Pop Stars Need To Get Older 'Cos I'm Starting To Hate Myself
Hello, I’m Ryan. I work a shitty day job and in between serving yuppies caramel macchiatos and wiping smeared ketchup off plates, I daydream and fanboy over today’s musicians. I’ll probably never get to share a milkshake with Kanye West or play dress up with Lady Gaga, but I would like to be able to ask Justin Timberlake to start "bringing sexy back".
I’ve been getting old for a while now. I wish I could put a stop to it. The older I get, the more pressure there is to have actively achieved something. Despite my arguments with my landlord, a blog post on a website doesn’t pay the rent. Adjectives aren’t legal tender. I get nostalgic and depressed whenever anyone plays that fucking Baz Luhrmann song and I can’t help but think how being young was way better. Toddlers don’t get P45s. They get someone to wipe their bum for them.

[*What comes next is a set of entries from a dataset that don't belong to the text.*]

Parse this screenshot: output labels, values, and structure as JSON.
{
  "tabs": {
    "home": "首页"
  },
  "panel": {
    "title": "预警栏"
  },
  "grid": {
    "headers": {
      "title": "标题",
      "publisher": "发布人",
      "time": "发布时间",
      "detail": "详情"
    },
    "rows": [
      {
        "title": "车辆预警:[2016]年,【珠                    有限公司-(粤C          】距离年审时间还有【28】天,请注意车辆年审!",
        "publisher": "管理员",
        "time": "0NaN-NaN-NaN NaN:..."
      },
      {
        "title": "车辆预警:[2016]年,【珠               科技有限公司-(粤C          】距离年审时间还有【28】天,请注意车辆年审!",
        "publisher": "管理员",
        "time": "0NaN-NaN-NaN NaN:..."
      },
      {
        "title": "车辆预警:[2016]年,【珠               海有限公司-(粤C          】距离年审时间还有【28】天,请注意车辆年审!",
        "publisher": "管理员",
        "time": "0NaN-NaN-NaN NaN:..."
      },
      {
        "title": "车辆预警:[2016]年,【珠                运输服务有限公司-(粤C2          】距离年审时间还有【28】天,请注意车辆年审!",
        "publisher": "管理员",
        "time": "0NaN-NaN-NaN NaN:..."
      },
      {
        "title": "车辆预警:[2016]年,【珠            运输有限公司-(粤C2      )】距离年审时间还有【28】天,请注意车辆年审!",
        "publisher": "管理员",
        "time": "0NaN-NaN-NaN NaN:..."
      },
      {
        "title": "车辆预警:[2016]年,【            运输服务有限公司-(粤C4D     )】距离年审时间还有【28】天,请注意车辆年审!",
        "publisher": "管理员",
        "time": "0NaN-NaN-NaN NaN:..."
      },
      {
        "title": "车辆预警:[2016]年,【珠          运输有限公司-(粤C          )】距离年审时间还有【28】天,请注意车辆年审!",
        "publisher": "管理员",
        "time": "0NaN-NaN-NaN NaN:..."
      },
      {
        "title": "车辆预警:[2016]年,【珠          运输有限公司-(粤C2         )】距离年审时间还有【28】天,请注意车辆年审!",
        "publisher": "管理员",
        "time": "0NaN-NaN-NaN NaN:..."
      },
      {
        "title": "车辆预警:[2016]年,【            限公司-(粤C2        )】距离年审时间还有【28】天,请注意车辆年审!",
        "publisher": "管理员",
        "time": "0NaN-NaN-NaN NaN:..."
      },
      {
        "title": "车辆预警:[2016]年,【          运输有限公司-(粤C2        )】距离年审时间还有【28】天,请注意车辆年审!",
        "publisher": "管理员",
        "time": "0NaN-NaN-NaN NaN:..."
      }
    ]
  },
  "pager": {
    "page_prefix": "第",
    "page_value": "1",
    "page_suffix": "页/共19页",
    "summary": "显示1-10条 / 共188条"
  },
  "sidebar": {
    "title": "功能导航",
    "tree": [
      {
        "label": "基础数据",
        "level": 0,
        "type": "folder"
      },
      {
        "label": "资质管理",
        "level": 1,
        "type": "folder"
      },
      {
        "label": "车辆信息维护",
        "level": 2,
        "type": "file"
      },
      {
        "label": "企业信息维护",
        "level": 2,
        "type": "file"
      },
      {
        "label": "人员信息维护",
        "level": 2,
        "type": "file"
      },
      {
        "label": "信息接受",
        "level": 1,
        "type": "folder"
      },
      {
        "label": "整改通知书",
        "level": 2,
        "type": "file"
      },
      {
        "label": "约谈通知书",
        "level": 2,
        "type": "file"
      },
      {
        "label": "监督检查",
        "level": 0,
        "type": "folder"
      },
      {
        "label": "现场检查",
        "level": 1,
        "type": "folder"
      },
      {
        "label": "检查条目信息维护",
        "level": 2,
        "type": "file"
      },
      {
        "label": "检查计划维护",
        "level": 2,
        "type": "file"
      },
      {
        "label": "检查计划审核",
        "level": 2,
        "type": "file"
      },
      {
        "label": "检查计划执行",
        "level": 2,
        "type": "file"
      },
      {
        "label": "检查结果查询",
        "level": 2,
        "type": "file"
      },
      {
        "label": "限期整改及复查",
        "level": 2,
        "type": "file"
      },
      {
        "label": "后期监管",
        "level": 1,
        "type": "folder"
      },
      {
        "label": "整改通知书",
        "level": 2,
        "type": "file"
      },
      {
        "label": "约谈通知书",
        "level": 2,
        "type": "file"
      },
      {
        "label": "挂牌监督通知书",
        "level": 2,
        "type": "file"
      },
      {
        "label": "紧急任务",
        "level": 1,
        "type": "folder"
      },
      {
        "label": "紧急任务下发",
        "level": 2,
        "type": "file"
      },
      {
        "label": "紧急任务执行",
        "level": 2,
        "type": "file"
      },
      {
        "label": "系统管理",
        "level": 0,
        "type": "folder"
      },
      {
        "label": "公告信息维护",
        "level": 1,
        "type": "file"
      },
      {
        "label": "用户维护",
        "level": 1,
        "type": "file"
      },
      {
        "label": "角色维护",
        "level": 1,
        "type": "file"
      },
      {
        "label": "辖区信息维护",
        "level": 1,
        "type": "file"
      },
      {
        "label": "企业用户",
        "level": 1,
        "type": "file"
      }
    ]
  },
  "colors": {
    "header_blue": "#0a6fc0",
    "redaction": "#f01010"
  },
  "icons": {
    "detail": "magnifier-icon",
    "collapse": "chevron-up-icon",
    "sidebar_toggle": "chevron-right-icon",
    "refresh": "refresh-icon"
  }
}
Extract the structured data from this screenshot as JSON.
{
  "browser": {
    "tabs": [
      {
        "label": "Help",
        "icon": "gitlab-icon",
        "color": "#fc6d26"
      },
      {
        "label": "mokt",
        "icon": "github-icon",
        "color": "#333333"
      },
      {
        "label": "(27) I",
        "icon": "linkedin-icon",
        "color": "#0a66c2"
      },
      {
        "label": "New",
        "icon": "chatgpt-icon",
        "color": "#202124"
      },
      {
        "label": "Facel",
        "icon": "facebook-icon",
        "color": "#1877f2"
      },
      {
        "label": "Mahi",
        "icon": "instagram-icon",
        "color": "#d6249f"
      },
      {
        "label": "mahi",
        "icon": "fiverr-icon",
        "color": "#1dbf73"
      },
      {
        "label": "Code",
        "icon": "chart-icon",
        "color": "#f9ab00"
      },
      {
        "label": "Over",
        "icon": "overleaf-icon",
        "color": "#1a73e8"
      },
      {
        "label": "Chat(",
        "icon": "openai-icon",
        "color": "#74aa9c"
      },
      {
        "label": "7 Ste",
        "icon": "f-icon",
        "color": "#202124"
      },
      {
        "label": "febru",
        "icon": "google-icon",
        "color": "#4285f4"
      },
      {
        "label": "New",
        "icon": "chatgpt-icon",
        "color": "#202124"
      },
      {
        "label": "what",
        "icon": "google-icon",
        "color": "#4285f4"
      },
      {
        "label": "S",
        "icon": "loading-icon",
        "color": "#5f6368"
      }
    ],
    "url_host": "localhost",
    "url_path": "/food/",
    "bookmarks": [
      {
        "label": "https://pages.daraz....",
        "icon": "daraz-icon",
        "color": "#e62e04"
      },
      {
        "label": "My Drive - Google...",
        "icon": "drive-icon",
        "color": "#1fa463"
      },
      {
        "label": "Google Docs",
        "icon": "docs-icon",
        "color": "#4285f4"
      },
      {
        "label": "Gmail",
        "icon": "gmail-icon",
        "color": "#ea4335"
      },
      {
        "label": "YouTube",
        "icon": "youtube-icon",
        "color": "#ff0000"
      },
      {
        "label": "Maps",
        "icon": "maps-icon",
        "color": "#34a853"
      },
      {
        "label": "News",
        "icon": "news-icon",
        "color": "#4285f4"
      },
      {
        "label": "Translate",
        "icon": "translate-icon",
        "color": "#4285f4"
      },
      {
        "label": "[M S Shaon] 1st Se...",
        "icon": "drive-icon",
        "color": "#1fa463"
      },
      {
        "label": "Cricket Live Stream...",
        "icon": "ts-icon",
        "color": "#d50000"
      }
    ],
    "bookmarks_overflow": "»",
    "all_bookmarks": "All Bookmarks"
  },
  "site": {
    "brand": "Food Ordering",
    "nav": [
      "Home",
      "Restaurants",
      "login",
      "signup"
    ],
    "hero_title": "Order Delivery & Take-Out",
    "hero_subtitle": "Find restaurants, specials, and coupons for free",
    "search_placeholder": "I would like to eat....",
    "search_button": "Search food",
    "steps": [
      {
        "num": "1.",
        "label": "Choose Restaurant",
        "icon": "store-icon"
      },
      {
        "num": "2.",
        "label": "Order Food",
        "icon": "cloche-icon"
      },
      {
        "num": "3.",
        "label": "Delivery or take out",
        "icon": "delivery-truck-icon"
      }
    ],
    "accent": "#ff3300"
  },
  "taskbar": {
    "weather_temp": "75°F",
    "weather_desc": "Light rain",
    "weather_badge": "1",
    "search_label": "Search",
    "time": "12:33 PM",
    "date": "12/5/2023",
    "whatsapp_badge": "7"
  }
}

At the age of 14 I played in a band. I chose bass because it’s easy and you don’t have to do much. We were called Maths Watch!!! and we wrote a song with the lyrics – “legs like sticks, she likes the dicks”. It was about an emaciated, yet beautiful, goddess who knew about Woody Allen films and liked Bob Dylan. She made the track her profile song on MySpace and I felt like we were on our way to stardom. It felt like we were going to make it.
I was in my early teens and today felt like a lifetime away. I thought that by now, I’d be living in an apartment in Manhattan cooking paella for a young Kirsten Dunst and Cameron Diaz. I’d swap jumpers with James Franco and in the evening I’d watch Road Wars with a stoned Jake Gyllenhall. Sandy Cohen would sing Hit Me With Your Best Shot at my wedding. Maccauley Culkin would be page boy.
This never happened, of course. My band didn’t leave the garage. Instead, I make excel documents about gas payments and cry into overmicrowaved ready meals, sobbing because my parents don’t know what web 2.0 is and they can’t be proud of me.
I’m bitter and I’m going to blame it on the pop stars.